German legal scholar (1928–2015)

Horst Schüler-Springorum (15 October 1928 - 5 September 2015) was a German professor of jurisprudence. The focus of his work was on criminal justice.

When he died a tribute in the news magazine Der Spiegel asserted that throughout his [adult] life Horst Schüler-Springorum campaigned for prison reform and for an enlightened and intelligent approach to criminal justice. His best known publication, "Kriminalpolitik für Menschen" ("Criminal Justice Policy for Human Beings") appeared in 1991.

==Life==
Horst Schüler-Springorum, whose father was a German export trader, was born in a village near Tehran and grew up in Berlin. After the end of the Second World War he studied Political Sciences at Baltimore for a year in 1950/51 before returning to West Germany where he studied Jurisprudence at Frankfurt and Marburg. He received his doctorate in International law from Marburg in 1956. An early post qualification job was as an assistant to Ludwig Erhard, at that time still better known as a celebrity-economist than as a politician. He switched his focus to Criminal justice, and in 1967 received his habilitation (academic qualification) from Hamburg University for work on the legal status of detainees and the prison system in transition. The work, which was supervised by Rudolf Sieverts, was subsequently published as a book, and supported reforms to the German penal system which Schüler-Springorum promoted, with some success, during the next couple of decades.
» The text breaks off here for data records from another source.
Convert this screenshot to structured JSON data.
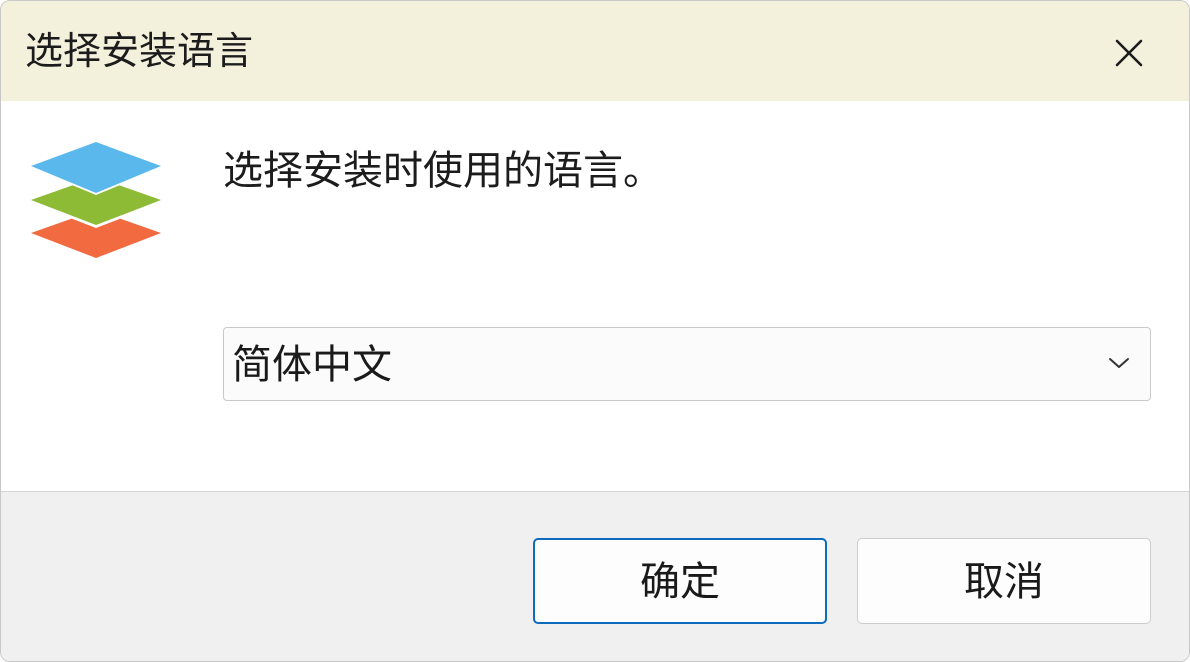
{
  "window": {
    "title": "选择安装语言"
  },
  "content": {
    "prompt": "选择安装时使用的语言。",
    "language_select": {
      "selected": "简体中文"
    }
  },
  "footer": {
    "ok_label": "确定",
    "cancel_label": "取消"
  },
  "icons": {
    "close": "close-icon",
    "dropdown": "chevron-down-icon",
    "logo": "app-logo"
  },
  "colors": {
    "titlebar_bg": "#f3f1dc",
    "footer_bg": "#f0f0f0",
    "accent_border": "#0f6cbd",
    "logo_top": "#5bb8ec",
    "logo_middle": "#8dbb35",
    "logo_bottom": "#f16a40"
  }
}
In 1967 Schüler-Springorum took a professorial post at Göttingen University. By the time he left, in 1971, he was being described as Göttingen's "Prisons expert" ("Strafvollzugs-Experte"). 1971 was the year in which he transferred to Hamburg. He moved again in 1975, this time to LMU Munich where he held the teaching chair in Criminology, Youth Justice and Prison matters ("Kriminologie, Jugendstrafrecht und Strafvollzug"). He retired from LMU Munich in 1993, the year of his sixty-fifth birthday, and was succeeded in the professorship by Heinz Schöch. In the summer term of 1996 he took the "Otto von Freising" visiting professorship at the Catholic University of Eichstätt-Ingolstadt.

In parallel with his work as a law professor, Horst Schüler-Springorum engaged in various activities that promoted more directly the ideas set out in his 1969 book "Strafvollzug im Übergang" ("Prison Policy in Transition"), which gained traction internationally and through which Germany's subsequent Rehabilitation as an objective of imprisonment strategy is anchored. His more recent book, "Kriminalpolitik für Menschen" ("Criminal Justice Policy for Human Beings", 1991), moved forward public discussion of decriminalisation more generally. As a Youth lawyer he became involved with the National Association for Youth Courts and Legal Youth Support ("Deutsche Vereinigung für Jugendgerichte und Jugendgerichtshilfen" / DVJJ), serving between 1962 and 1968 as the Association's chief executive, and then as its Chairman till 1986.

==Awards and honours==
- 1991 Order of Merit of the Federal Republic of Germany

==Family==
Horst Schüler-Springorum's maternal great grandfather, Carl Bechstein (1826-1900) achieved eminence as one of Germany's leading piano manufacturers. His daughter, Stefanie Schüler-Springorum, has achieved some eminence on her own account as an historian.